ER: Acceptance, I think in particular in response to the analysis paralysis we were just talking about, you would have accept that some of these things are the case, that you have these privileges to be able to do anything with it and to go forward. So that, I think as a sort of abstract example, seems particularly important. I think the concrete example, when I think back to that conversation that that teacher is having with that student, that boy was saying a lot of things that his family had done and really was sort of enumerating and reliving his histories and was thinking a lot about how he had been born into a world with such privilege and how many people had to contribute to something like that. And the beautiful response that the teacher had was not like, “Don’t feel bad about that. It’s not your fault.” It’s like, “That is true, and be an ally.”
AB: You talked earlier about—you said, and maybe we could talk about this specifically, but you said, privilege discourse rests on an understanding of there being a certain congealed quality to the world. Of there being a certain static-ness. Like an acceptance of the status quo that we haven’t even consciously come to terms with, and then some people look at that and immediately turn to guilt and shame.
ER: That’s my strategy.
NS: Yeah, I mean, there’s… it’s complicated. Another response might be to focus, to distract from the claim. On the one hand, it does seem to be a time of great inertia politically and at the same time there’s like a powerful motor of economic dispossession that a lot of people feel, and some of them feel it who might respond to the idea that they’re privileged with…who might scoff at it. And I think a lot of that in some ways counts for the redirecting of that kind of animus. I feel like there’s a way in which a lot of the kind of curiosity of this is a lot of the left-leaning discourse of these earlier years has been reappropriated by the political right and there is a very strong language now of charging elites. A lot of this is Nixonian in a way, and it’s now quite powerful for the Right. That’s one of the stronger—I mean, it’s not like an intellectual challenge, but it’s a political problem that people in some ways utilize the rudiments of privilege discourse for ends that are not-
ER: For creating inertia.
Segment 2: Alexandra Kleeman on Fruitarianism
MaD: That was Aaron Braun with Elias Rodriques and Nikil Saval. Next is Moira Donegan in conversation with contributor Alexandra Kleeman on the topic of fruitarianism. Here’s Moira.
Moira Donegan: I’m here with Alex Kleeman, the author of a piece in Issue 21 on fruitarians. Alex, thank you so much for being here.
Alex Kleeman: Thank you so much for having me.
MoD: So tell us a little bit, what is fruitarianism?
AK: Fruitarianism is a term that applies to people who eat a mostly fruit diet or an all-fruit diet. At the Woodstock fruit festival I met a lot of people who were supplementing their fruit with lettuce, but I also met some hardcore fruitarians who had been doing the all-fruit thing for ten years, fifteen years. One guy was on an all-raw-fruit diet for twenty-five years except on Fridays he eats a bowl of soup.
MoD: What kind of soup?
AK: Unspecified.
[Laughs]
MoD: So this is like a kind of raw veganism wherein people eat just like really high-carb mostly fruit maybe some vegetables and there is a festival every summer?

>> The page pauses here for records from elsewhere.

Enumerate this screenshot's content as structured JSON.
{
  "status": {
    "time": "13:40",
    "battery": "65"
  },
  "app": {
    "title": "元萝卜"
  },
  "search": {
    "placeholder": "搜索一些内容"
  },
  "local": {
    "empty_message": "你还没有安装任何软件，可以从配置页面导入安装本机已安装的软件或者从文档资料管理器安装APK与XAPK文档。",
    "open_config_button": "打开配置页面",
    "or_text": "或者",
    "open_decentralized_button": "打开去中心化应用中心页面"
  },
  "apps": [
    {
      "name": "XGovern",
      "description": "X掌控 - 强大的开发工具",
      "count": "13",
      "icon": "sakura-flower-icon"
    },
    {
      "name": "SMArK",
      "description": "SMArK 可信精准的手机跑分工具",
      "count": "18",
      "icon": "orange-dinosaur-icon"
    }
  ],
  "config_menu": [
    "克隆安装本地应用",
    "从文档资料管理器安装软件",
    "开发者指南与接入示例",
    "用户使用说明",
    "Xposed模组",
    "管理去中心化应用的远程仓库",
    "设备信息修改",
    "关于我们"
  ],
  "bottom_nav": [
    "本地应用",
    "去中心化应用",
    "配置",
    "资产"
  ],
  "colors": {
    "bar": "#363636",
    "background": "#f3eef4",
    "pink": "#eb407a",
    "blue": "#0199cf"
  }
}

AK: Every summer. The first one was in Woodstock proper and for the last three or four years they’ve been in a town sort of right outside of St. George.
MoD: So how did it go?
AK: As it turned out, I think I was better suited than some people might be. I haven’t had a lot of the side effects they talk about, like the sort of digestive system things—the really crazy spikes in blood sugar, low energy. I felt pretty much fine, but still dizzier day after day.

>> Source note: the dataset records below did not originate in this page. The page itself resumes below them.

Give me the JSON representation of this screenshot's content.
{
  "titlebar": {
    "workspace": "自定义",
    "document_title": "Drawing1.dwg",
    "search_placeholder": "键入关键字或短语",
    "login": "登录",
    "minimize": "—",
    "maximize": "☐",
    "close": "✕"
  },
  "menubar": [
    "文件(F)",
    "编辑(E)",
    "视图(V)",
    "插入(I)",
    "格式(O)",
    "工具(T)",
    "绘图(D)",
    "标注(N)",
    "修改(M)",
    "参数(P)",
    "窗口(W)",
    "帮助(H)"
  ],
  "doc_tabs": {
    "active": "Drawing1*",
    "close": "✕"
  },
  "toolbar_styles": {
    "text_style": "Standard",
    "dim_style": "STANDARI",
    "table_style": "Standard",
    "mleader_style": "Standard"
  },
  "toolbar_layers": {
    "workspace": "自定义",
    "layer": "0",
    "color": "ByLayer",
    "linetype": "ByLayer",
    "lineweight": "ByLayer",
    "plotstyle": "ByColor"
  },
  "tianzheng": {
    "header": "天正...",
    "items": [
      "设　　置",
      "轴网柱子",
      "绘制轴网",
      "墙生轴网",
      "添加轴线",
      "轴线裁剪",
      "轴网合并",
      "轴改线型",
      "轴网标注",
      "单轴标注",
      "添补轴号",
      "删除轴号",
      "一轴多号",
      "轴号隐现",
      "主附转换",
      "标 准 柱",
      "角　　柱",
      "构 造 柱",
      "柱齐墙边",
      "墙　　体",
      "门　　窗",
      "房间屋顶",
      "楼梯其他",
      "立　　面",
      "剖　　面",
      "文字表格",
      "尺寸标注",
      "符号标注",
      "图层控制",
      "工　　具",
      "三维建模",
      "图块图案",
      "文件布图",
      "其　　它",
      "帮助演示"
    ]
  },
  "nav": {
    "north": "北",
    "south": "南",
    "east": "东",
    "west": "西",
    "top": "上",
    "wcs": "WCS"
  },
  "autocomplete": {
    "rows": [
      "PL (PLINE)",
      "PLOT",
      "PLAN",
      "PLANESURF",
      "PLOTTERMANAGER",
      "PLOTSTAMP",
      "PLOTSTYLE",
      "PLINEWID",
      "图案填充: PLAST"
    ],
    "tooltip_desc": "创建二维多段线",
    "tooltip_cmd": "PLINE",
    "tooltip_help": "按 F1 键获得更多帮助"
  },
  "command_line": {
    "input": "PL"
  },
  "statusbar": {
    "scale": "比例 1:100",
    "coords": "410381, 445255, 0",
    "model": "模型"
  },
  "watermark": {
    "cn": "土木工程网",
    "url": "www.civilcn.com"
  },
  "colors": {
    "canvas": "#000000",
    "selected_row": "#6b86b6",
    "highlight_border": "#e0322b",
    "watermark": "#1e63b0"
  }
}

MoD: Yeah, you mentioned in your piece, which I really loved, that towards the end of your time at the Woodstock Fruit Festival you were just feeling not quite yourself, or you were on the phone with your boyfriend and he was telling you, like, “You sound kind of sleepy.”
AK: Yeah, yeah, “You’re trailing off! You’re forgetting what you’re saying!” That doesn’t usually happen. Yeah, I found as I was there longer on the side that for one thing, it’s really hard to eat enough calories so I was thinking a lot about trying to eat more, stretch my stomach, eat when I was full, eat past the point of where I was more than full just so that I wouldn’t have to go eat again the next hour or something.

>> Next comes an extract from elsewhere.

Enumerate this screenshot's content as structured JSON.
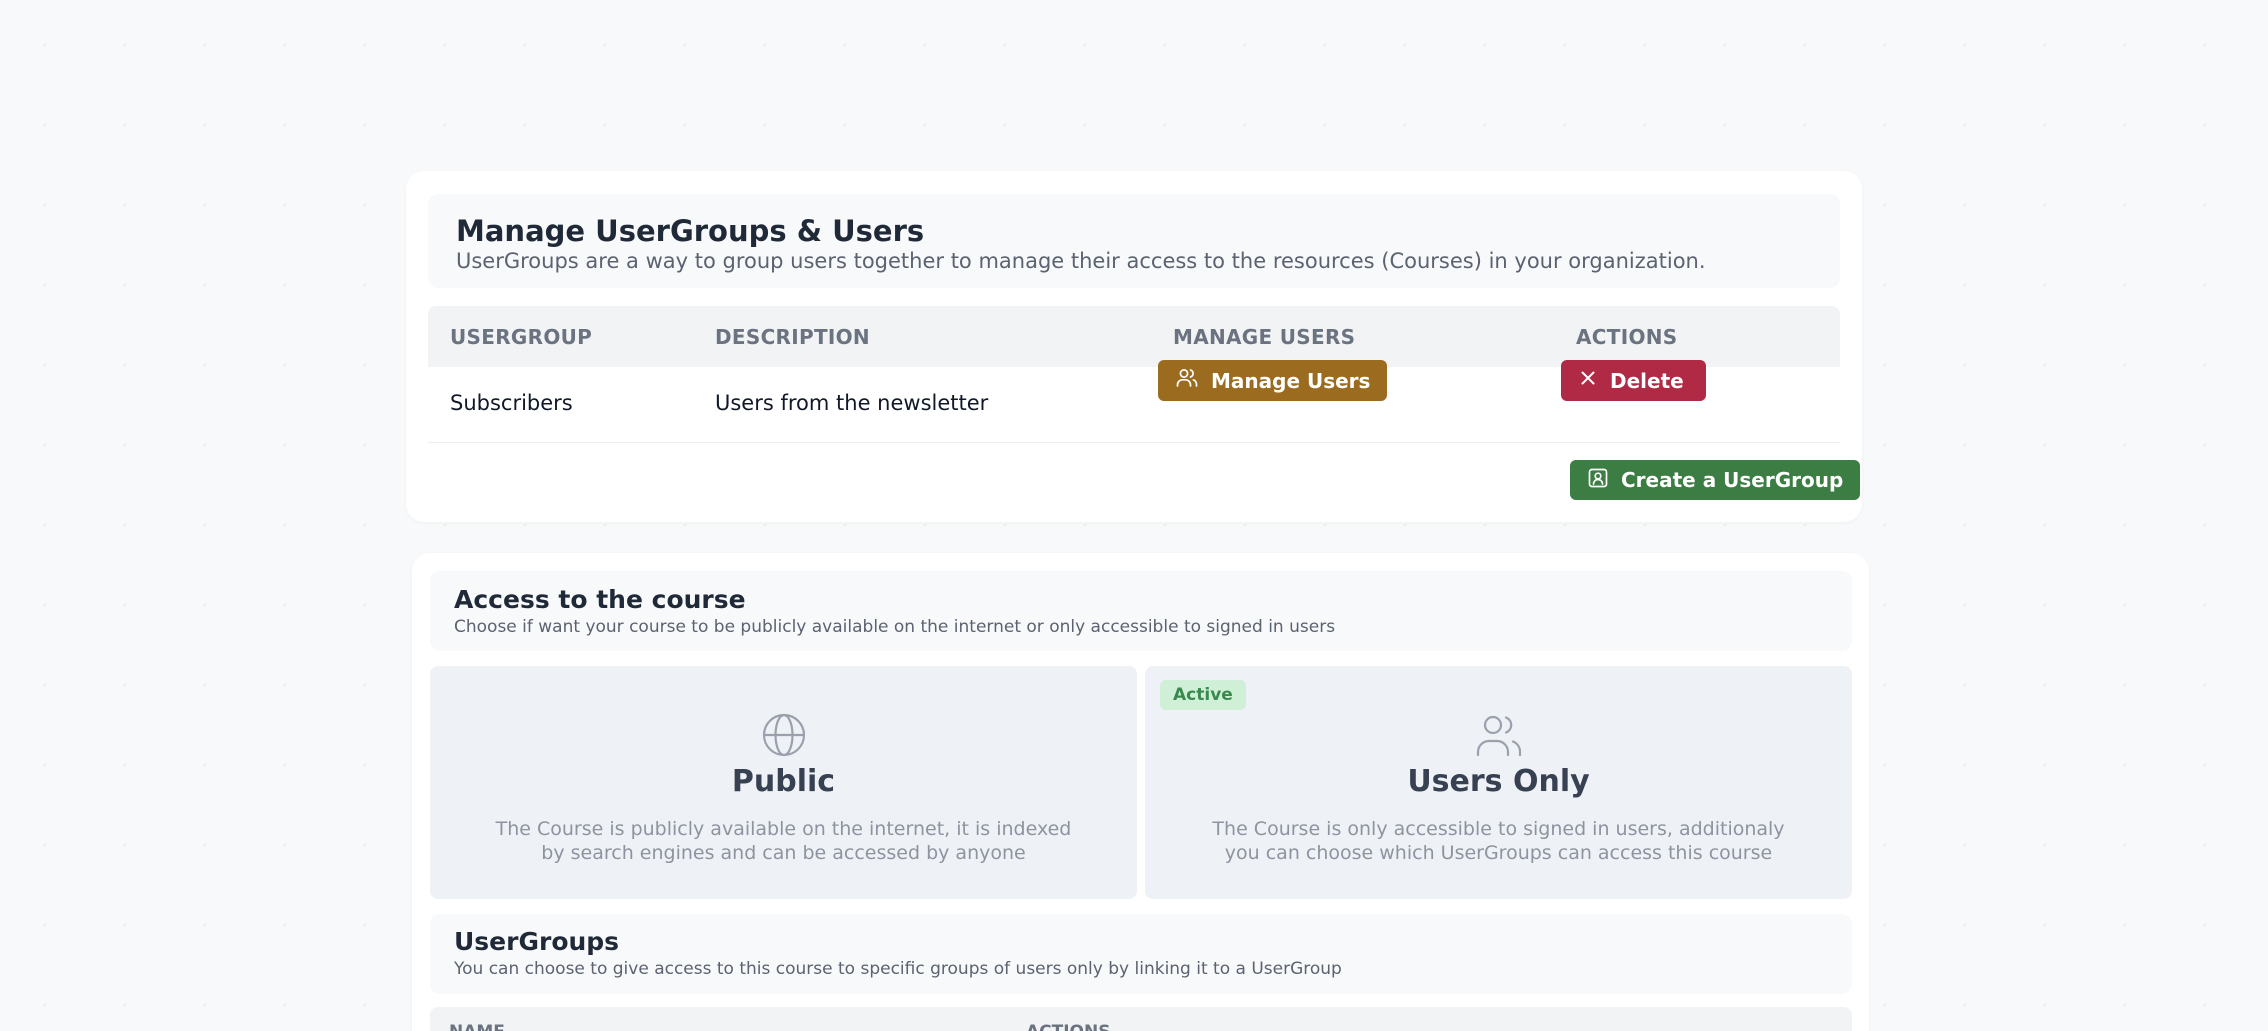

MoD: You mentioned that the meals that fruitarians eat, maybe at the Fruit Festival and maybe just generally, are like enormous. You talked about something called “monomeals”.
AK: So monomealing is one style of fruitarian meal where you eat all one fruit. So a monomeal might be three pineapples or four pineapples, it might be three containers of grapes, it might be twenty tangerines or twenty bananas or something, and the idea is it’s easier to digest if you have all the same material going into your stomach and you also rinse out some negative effects of mixing. Like if people mix dates and tomatoes. That’s an instinctively unappealing combination, but it also upsets your stomach.
MoD: First of all, I want to ask you what is people’s motivation, as you understand it, for engaging in this kind of diet.
AK: Yeah, well, actually a lot of this didn’t make it into the article in any specific way because there was so much data. I talked to everyone about their diet. Everyone wanted to talk about their diet and everyone had a sort of involved and long history that led them to fruitarianism. A lot of people had gone through many different diets before, like people who’d cut out gluten to try to see if that would help their stomach problems, or they cut out processed foods, sugars, add sugar back in, took things out. I met one guy from Austin, Texas who had been through Atkins, paleo, variant on paleo that also involves some processed foods, which was supposed to be OK, but he’d been doing this for maybe five years and for the last six months he had been fruitarian and he said that that was the one. He never felt better. So I think some people are responding to the sort of health problems that are nebulous that doctors aren’t particularly interested in. So there are some people who are really committed to living as ethical a lifestyle as they can.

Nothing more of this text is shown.